Detectors can persist their training state to disk (or cloud storage) so it can be restored in a later session. Configure this with a top-level persist: block in the detector config:

detectors:
  NewValueDetector:
    method_type: new_value_detector
    persist:
      path: ./state               # base path; detector name is appended automatically
      interval_seconds: 300       # save every N seconds (default: 300)
      events_until_save: null     # also save after N ingested events (default: disabled)
      auto_load: false            # restore saved state on startup (default: false)
      storage_options: {}         # backend credentials (see below)
    events:
      ...

All fields are optional — persist: {} uses all defaults. Omitting persist: entirely disables saving (backward compatible).

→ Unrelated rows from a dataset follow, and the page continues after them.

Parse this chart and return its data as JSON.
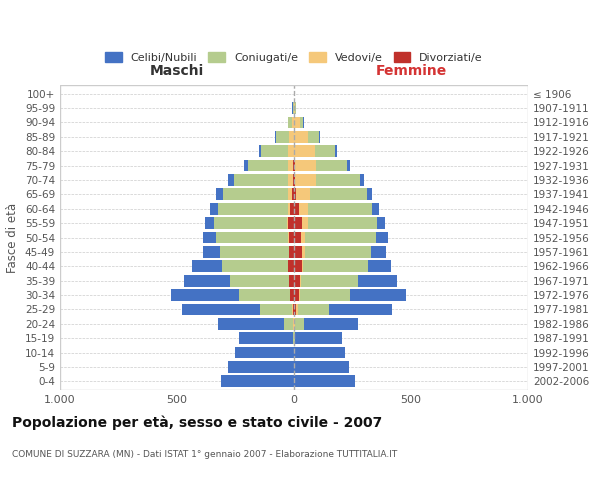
{
  "age_groups": [
    "0-4",
    "5-9",
    "10-14",
    "15-19",
    "20-24",
    "25-29",
    "30-34",
    "35-39",
    "40-44",
    "45-49",
    "50-54",
    "55-59",
    "60-64",
    "65-69",
    "70-74",
    "75-79",
    "80-84",
    "85-89",
    "90-94",
    "95-99",
    "100+"
  ],
  "birth_years": [
    "2002-2006",
    "1997-2001",
    "1992-1996",
    "1987-1991",
    "1982-1986",
    "1977-1981",
    "1972-1976",
    "1967-1971",
    "1962-1966",
    "1957-1961",
    "1952-1956",
    "1947-1951",
    "1942-1946",
    "1937-1941",
    "1932-1936",
    "1927-1931",
    "1922-1926",
    "1917-1921",
    "1912-1916",
    "1907-1911",
    "≤ 1906"
  ],
  "male": {
    "celibi": [
      310,
      280,
      250,
      230,
      280,
      330,
      290,
      200,
      130,
      70,
      55,
      40,
      35,
      30,
      25,
      20,
      10,
      5,
      2,
      2,
      0
    ],
    "coniugati": [
      0,
      0,
      2,
      5,
      40,
      140,
      220,
      250,
      280,
      295,
      310,
      310,
      300,
      280,
      230,
      170,
      115,
      55,
      15,
      3,
      0
    ],
    "vedovi": [
      0,
      0,
      0,
      0,
      2,
      2,
      2,
      2,
      2,
      3,
      5,
      5,
      10,
      15,
      20,
      20,
      25,
      20,
      10,
      2,
      0
    ],
    "divorziati": [
      0,
      0,
      0,
      0,
      2,
      5,
      15,
      20,
      25,
      20,
      20,
      25,
      15,
      10,
      5,
      5,
      0,
      0,
      0,
      0,
      0
    ]
  },
  "female": {
    "nubili": [
      260,
      235,
      215,
      200,
      230,
      270,
      240,
      165,
      100,
      65,
      50,
      35,
      30,
      25,
      20,
      15,
      10,
      5,
      2,
      2,
      0
    ],
    "coniugate": [
      0,
      0,
      2,
      5,
      40,
      135,
      215,
      245,
      275,
      285,
      305,
      295,
      275,
      240,
      185,
      130,
      85,
      45,
      15,
      3,
      0
    ],
    "vedove": [
      0,
      0,
      0,
      0,
      2,
      5,
      5,
      5,
      5,
      10,
      15,
      25,
      40,
      60,
      90,
      90,
      90,
      60,
      25,
      5,
      0
    ],
    "divorziate": [
      0,
      0,
      0,
      0,
      2,
      10,
      20,
      25,
      35,
      35,
      30,
      35,
      20,
      10,
      5,
      5,
      0,
      0,
      0,
      0,
      0
    ]
  },
  "colors": {
    "celibi_nubili": "#4472C4",
    "coniugati": "#b5cc8e",
    "vedovi": "#f5c87a",
    "divorziati": "#c0312b"
  },
  "title": "Popolazione per età, sesso e stato civile - 2007",
  "subtitle": "COMUNE DI SUZZARA (MN) - Dati ISTAT 1° gennaio 2007 - Elaborazione TUTTITALIA.IT",
  "xlabel_left": "Maschi",
  "xlabel_right": "Femmine",
  "ylabel_left": "Fasce di età",
  "xlim": 1000,
  "bg_color": "#ffffff",
  "grid_color": "#cccccc",
  "legend_labels": [
    "Celibi/Nubili",
    "Coniugati/e",
    "Vedovi/e",
    "Divorziati/e"
  ]
}
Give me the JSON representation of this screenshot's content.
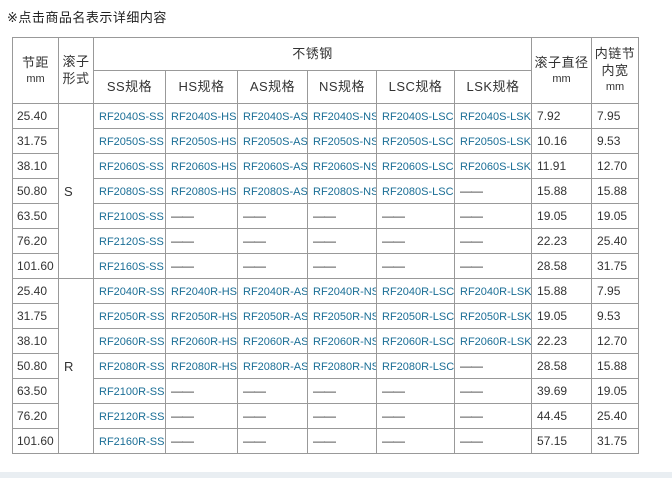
{
  "page": {
    "note": "※点击商品名表示详细内容"
  },
  "colors": {
    "link": "#1a6e96",
    "border": "#999999",
    "text": "#333333",
    "footer_bar": "#e9eef2"
  },
  "table": {
    "headers": {
      "pitch": "节距",
      "pitch_unit": "mm",
      "roller_form": "滚子形式",
      "stainless": "不锈钢",
      "spec_columns": [
        "SS规格",
        "HS规格",
        "AS规格",
        "NS规格",
        "LSC规格",
        "LSK规格"
      ],
      "roller_diameter": "滚子直径",
      "roller_diameter_unit": "mm",
      "inner_width": "内链节内宽",
      "inner_width_unit": "mm"
    },
    "dash": "——",
    "groups": [
      {
        "form": "S",
        "rows": [
          {
            "pitch": "25.40",
            "models": [
              "RF2040S-SS",
              "RF2040S-HS",
              "RF2040S-AS",
              "RF2040S-NS",
              "RF2040S-LSC",
              "RF2040S-LSK"
            ],
            "roller_diameter": "7.92",
            "inner_width": "7.95"
          },
          {
            "pitch": "31.75",
            "models": [
              "RF2050S-SS",
              "RF2050S-HS",
              "RF2050S-AS",
              "RF2050S-NS",
              "RF2050S-LSC",
              "RF2050S-LSK"
            ],
            "roller_diameter": "10.16",
            "inner_width": "9.53"
          },
          {
            "pitch": "38.10",
            "models": [
              "RF2060S-SS",
              "RF2060S-HS",
              "RF2060S-AS",
              "RF2060S-NS",
              "RF2060S-LSC",
              "RF2060S-LSK"
            ],
            "roller_diameter": "11.91",
            "inner_width": "12.70"
          },
          {
            "pitch": "50.80",
            "models": [
              "RF2080S-SS",
              "RF2080S-HS",
              "RF2080S-AS",
              "RF2080S-NS",
              "RF2080S-LSC",
              null
            ],
            "roller_diameter": "15.88",
            "inner_width": "15.88"
          },
          {
            "pitch": "63.50",
            "models": [
              "RF2100S-SS",
              null,
              null,
              null,
              null,
              null
            ],
            "roller_diameter": "19.05",
            "inner_width": "19.05"
          },
          {
            "pitch": "76.20",
            "models": [
              "RF2120S-SS",
              null,
              null,
              null,
              null,
              null
            ],
            "roller_diameter": "22.23",
            "inner_width": "25.40"
          },
          {
            "pitch": "101.60",
            "models": [
              "RF2160S-SS",
              null,
              null,
              null,
              null,
              null
            ],
            "roller_diameter": "28.58",
            "inner_width": "31.75"
          }
        ]
      },
      {
        "form": "R",
        "rows": [
          {
            "pitch": "25.40",
            "models": [
              "RF2040R-SS",
              "RF2040R-HS",
              "RF2040R-AS",
              "RF2040R-NS",
              "RF2040R-LSC",
              "RF2040R-LSK"
            ],
            "roller_diameter": "15.88",
            "inner_width": "7.95"
          },
          {
            "pitch": "31.75",
            "models": [
              "RF2050R-SS",
              "RF2050R-HS",
              "RF2050R-AS",
              "RF2050R-NS",
              "RF2050R-LSC",
              "RF2050R-LSK"
            ],
            "roller_diameter": "19.05",
            "inner_width": "9.53"
          },
          {
            "pitch": "38.10",
            "models": [
              "RF2060R-SS",
              "RF2060R-HS",
              "RF2060R-AS",
              "RF2060R-NS",
              "RF2060R-LSC",
              "RF2060R-LSK"
            ],
            "roller_diameter": "22.23",
            "inner_width": "12.70"
          },
          {
            "pitch": "50.80",
            "models": [
              "RF2080R-SS",
              "RF2080R-HS",
              "RF2080R-AS",
              "RF2080R-NS",
              "RF2080R-LSC",
              null
            ],
            "roller_diameter": "28.58",
            "inner_width": "15.88"
          },
          {
            "pitch": "63.50",
            "models": [
              "RF2100R-SS",
              null,
              null,
              null,
              null,
              null
            ],
            "roller_diameter": "39.69",
            "inner_width": "19.05"
          },
          {
            "pitch": "76.20",
            "models": [
              "RF2120R-SS",
              null,
              null,
              null,
              null,
              null
            ],
            "roller_diameter": "44.45",
            "inner_width": "25.40"
          },
          {
            "pitch": "101.60",
            "models": [
              "RF2160R-SS",
              null,
              null,
              null,
              null,
              null
            ],
            "roller_diameter": "57.15",
            "inner_width": "31.75"
          }
        ]
      }
    ]
  }
}
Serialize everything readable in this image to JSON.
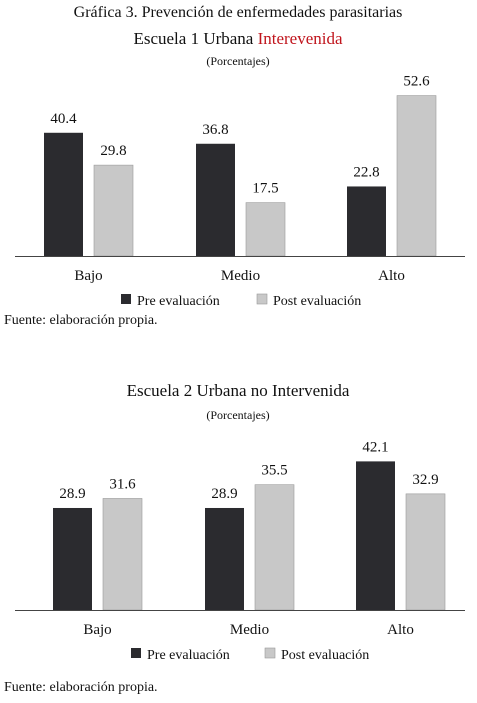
{
  "header": {
    "main_title": "Gráfica 3. Prevención de enfermedades parasitarias"
  },
  "chart1": {
    "title_prefix": "Escuela 1 Urbana ",
    "title_accent": "Interevenida",
    "subtitle": "(Porcentajes)",
    "source": "Fuente: elaboración propia."
  },
  "chart2": {
    "title": "Escuela 2 Urbana no Intervenida",
    "subtitle": "(Porcentajes)",
    "source": "Fuente: elaboración propia."
  },
  "colors": {
    "pre": "#2b2b2f",
    "post": "#c8c8c8",
    "accent": "#c0141c"
  },
  "chart_data": [
    {
      "type": "bar",
      "title": "Escuela 1 Urbana Interevenida",
      "subtitle": "(Porcentajes)",
      "categories": [
        "Bajo",
        "Medio",
        "Alto"
      ],
      "series": [
        {
          "name": "Pre evaluación",
          "values": [
            40.4,
            36.8,
            22.8
          ]
        },
        {
          "name": "Post evaluación",
          "values": [
            29.8,
            17.5,
            52.6
          ]
        }
      ],
      "value_labels": [
        [
          "40.4",
          "36.8",
          "22.8"
        ],
        [
          "29.8",
          "17.5",
          "52.6"
        ]
      ],
      "ylim": [
        0,
        60
      ],
      "grid": false,
      "legend": "bottom"
    },
    {
      "type": "bar",
      "title": "Escuela 2 Urbana no Intervenida",
      "subtitle": "(Porcentajes)",
      "categories": [
        "Bajo",
        "Medio",
        "Alto"
      ],
      "series": [
        {
          "name": "Pre evaluación",
          "values": [
            28.9,
            28.9,
            42.1
          ]
        },
        {
          "name": "Post evaluación",
          "values": [
            31.6,
            35.5,
            32.9
          ]
        }
      ],
      "value_labels": [
        [
          "28.9",
          "28.9",
          "42.1"
        ],
        [
          "31.6",
          "35.5",
          "32.9"
        ]
      ],
      "ylim": [
        0,
        45
      ],
      "grid": false,
      "legend": "bottom"
    }
  ]
}
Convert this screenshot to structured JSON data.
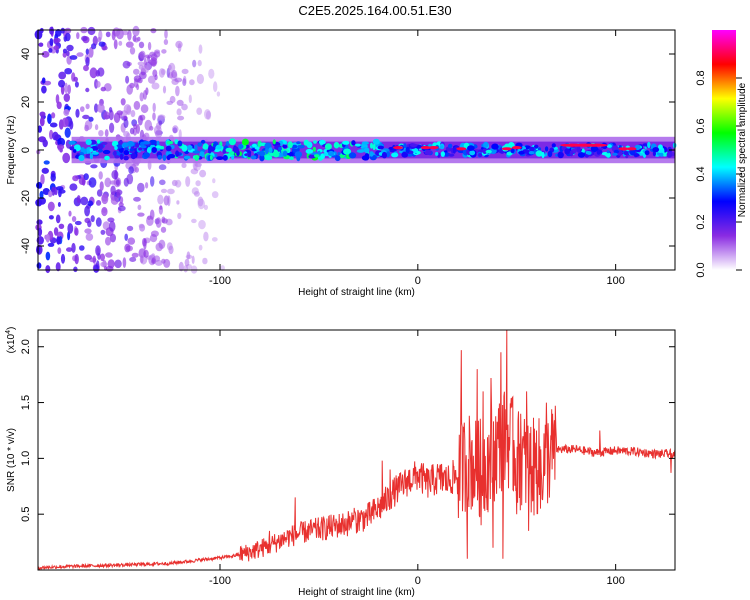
{
  "title": "C2E5.2025.164.00.51.E30",
  "colors": {
    "snr_line": "#e8302e",
    "background": "#ffffff",
    "axis": "#000000"
  },
  "chart_data": [
    {
      "type": "heatmap",
      "title": "C2E5.2025.164.00.51.E30",
      "xlabel": "Height of straight line (km)",
      "ylabel": "Frequency (Hz)",
      "xlim": [
        -192,
        130
      ],
      "ylim": [
        -50,
        50
      ],
      "xticks": [
        -100,
        0,
        100
      ],
      "yticks": [
        -40,
        -20,
        0,
        20,
        40
      ],
      "colorbar": {
        "label": "Normalized spectral amplitude",
        "range": [
          0,
          1
        ],
        "ticks": [
          "0.0",
          "0.2",
          "0.4",
          "0.6",
          "0.8"
        ],
        "colormap": [
          "#ffffff",
          "#8a2be2",
          "#0000ff",
          "#00ffff",
          "#00ff00",
          "#ffff00",
          "#ff0000",
          "#ff00ff"
        ]
      },
      "features": {
        "scatter_region_x": [
          -192,
          -95
        ],
        "band_center_hz": 0,
        "band_halfwidth_hz": 5,
        "band_start_x": -175
      }
    },
    {
      "type": "line",
      "xlabel": "Height of straight line (km)",
      "ylabel": "SNR (10 * v/v)",
      "exponent_label": "(x10",
      "exponent_sup": "4",
      "exponent_close": ")",
      "xlim": [
        -192,
        130
      ],
      "ylim": [
        0,
        2.15
      ],
      "xticks": [
        -100,
        0,
        100
      ],
      "yticks": [
        0.5,
        1.0,
        1.5,
        2.0
      ],
      "ytick_labels": [
        "0.5",
        "1.0",
        "1.5",
        "2.0"
      ],
      "series": [
        {
          "x": [
            -192,
            -180,
            -160,
            -140,
            -125,
            -115,
            -105,
            -95,
            -85,
            -75,
            -65,
            -55,
            -45,
            -35,
            -25,
            -18,
            -12,
            -5,
            0,
            5,
            10,
            15,
            20,
            25,
            30,
            35,
            40,
            45,
            50,
            55,
            60,
            65,
            70,
            80,
            90,
            100,
            110,
            120,
            130
          ],
          "y": [
            0.02,
            0.03,
            0.04,
            0.05,
            0.06,
            0.08,
            0.1,
            0.12,
            0.16,
            0.22,
            0.3,
            0.35,
            0.38,
            0.42,
            0.48,
            0.58,
            0.7,
            0.8,
            0.85,
            0.78,
            0.82,
            0.8,
            0.85,
            1.0,
            0.9,
            0.95,
            1.1,
            1.2,
            1.0,
            0.95,
            0.9,
            1.0,
            1.08,
            1.08,
            1.05,
            1.07,
            1.06,
            1.04,
            1.04
          ]
        }
      ],
      "spikes": [
        {
          "x": -75,
          "y": 0.35
        },
        {
          "x": -62,
          "y": 0.65
        },
        {
          "x": -45,
          "y": 0.48
        },
        {
          "x": -32,
          "y": 0.52
        },
        {
          "x": -18,
          "y": 0.98
        },
        {
          "x": -14,
          "y": 0.9
        },
        {
          "x": 12,
          "y": 0.95
        },
        {
          "x": 22,
          "y": 1.97
        },
        {
          "x": 25,
          "y": 1.3
        },
        {
          "x": 30,
          "y": 1.8
        },
        {
          "x": 33,
          "y": 1.6
        },
        {
          "x": 37,
          "y": 1.72
        },
        {
          "x": 42,
          "y": 1.95
        },
        {
          "x": 45,
          "y": 2.15
        },
        {
          "x": 48,
          "y": 1.55
        },
        {
          "x": 52,
          "y": 1.4
        },
        {
          "x": 55,
          "y": 1.6
        },
        {
          "x": 60,
          "y": 1.25
        },
        {
          "x": 65,
          "y": 1.5
        },
        {
          "x": 70,
          "y": 1.18
        },
        {
          "x": 92,
          "y": 1.25
        }
      ],
      "dips": [
        {
          "x": 25,
          "y": 0.1
        },
        {
          "x": 32,
          "y": 0.4
        },
        {
          "x": 38,
          "y": 0.2
        },
        {
          "x": 43,
          "y": 0.1
        },
        {
          "x": 50,
          "y": 0.5
        },
        {
          "x": 56,
          "y": 0.35
        },
        {
          "x": 62,
          "y": 0.55
        },
        {
          "x": 128,
          "y": 0.87
        }
      ]
    }
  ]
}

The detector name is automatically appended to path, so path: ./state for a detector named NewValueDetector writes to ./state/NewValueDetector/.

Fields

Field Type Default Description
path str "./state" Base directory or cloud URL. Detector name is appended.
interval_seconds int 300 Background save interval in seconds.
events_until_save int \| null null Save after this many ingested events. null disables event-count triggering.
auto_load bool false Load saved state on construction. Raises PersistencyLoadError if no state exists.
storage_options dict {} Credentials and options forwarded to fsspec.

Storage options examples

Local filesystem — no storage_options needed:

persist:
  path: ./state

S3:

persist:
  path: s3://my-bucket/detector-state
  storage_options:
    key: AKIAIOSFODNN7EXAMPLE
    secret: wJalrXUtnFEMI/K7MDENG/bPxRfiCYEXAMPLEKEY
    region_name: eu-west-1

S3-compatible storage (MinIO, etc.):

persist:
  path: s3://my-bucket/detector-state
  storage_options:
    endpoint_url: http://minio:9000
    key: minioadmin
    secret: minioadmin

Azure Blob Storage:

persist:
  path: az://my-container/detector-state
  storage_options:
    account_name: mystorageaccount
    account_key: base64encodedkey==

GCS:

persist:
  path: gs://my-bucket/detector-state
  storage_options:
    project: my-gcp-project
    token: /path/to/service-account.json

In practice, credentials are usually supplied via environment variables (AWS_ACCESS_KEY_ID, etc.) or instance roles — in which case storage_options stays empty or is omitted.